What is the maximum number of nodes in an AVL tree of height h?
Practice Questions
Q1
What is the maximum number of nodes in an AVL tree of height h?
2^h - 1
2^(h+1) - 1
Fibonacci(h+2) - 1
h^2
Questions & Step-by-Step Solutions
What is the maximum number of nodes in an AVL tree of height h?
Step 1: Understand what an AVL tree is. An AVL tree is a type of binary search tree that maintains balance, meaning the heights of the two child subtrees of any node differ by at most one.
Step 2: Know what height means. The height of a tree is the number of edges on the longest path from the root to a leaf.

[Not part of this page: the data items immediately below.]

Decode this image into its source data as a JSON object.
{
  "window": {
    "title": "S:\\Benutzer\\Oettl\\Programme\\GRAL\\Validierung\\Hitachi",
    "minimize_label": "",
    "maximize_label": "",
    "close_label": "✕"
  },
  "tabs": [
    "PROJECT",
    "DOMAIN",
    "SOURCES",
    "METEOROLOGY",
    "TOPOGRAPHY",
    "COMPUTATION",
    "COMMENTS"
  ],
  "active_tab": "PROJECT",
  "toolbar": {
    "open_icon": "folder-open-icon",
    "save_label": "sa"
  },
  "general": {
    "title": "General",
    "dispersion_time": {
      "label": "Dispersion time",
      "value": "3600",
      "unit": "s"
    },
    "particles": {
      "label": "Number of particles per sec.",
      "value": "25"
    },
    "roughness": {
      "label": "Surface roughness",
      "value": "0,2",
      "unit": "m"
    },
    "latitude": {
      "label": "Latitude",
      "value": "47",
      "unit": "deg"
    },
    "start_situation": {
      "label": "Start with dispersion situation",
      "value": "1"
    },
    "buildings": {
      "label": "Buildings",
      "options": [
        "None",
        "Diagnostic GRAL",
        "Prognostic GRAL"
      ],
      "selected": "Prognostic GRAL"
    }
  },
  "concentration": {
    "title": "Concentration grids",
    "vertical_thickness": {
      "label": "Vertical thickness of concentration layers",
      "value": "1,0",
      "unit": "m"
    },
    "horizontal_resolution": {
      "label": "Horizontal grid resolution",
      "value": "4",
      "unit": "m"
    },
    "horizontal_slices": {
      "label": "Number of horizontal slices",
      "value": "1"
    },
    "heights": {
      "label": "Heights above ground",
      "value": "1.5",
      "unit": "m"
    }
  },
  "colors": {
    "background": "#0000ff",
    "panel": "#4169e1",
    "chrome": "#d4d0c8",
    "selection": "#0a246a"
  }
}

Step 3: Recognize that the maximum number of nodes in an AVL tree increases as the height increases.
Step 4: Learn about Fibonacci numbers. The Fibonacci sequence starts with 0 and 1, and each subsequent number is the sum of the two preceding ones: 0, 1, 1, 2, 3, 5, 8, 13, ...
Step 5: The formula for the maximum number of nodes in an AVL tree of height h is Fibonacci(h + 2) - 1. This means you find the Fibonacci number at position (h + 2) and then subtract 1.
Step 6: For example, if h = 3, calculate Fibonacci(3 + 2) = Fibonacci(5) which is 5. Then subtract 1 to get 4, which is the maximum number of nodes in an AVL tree of height 3.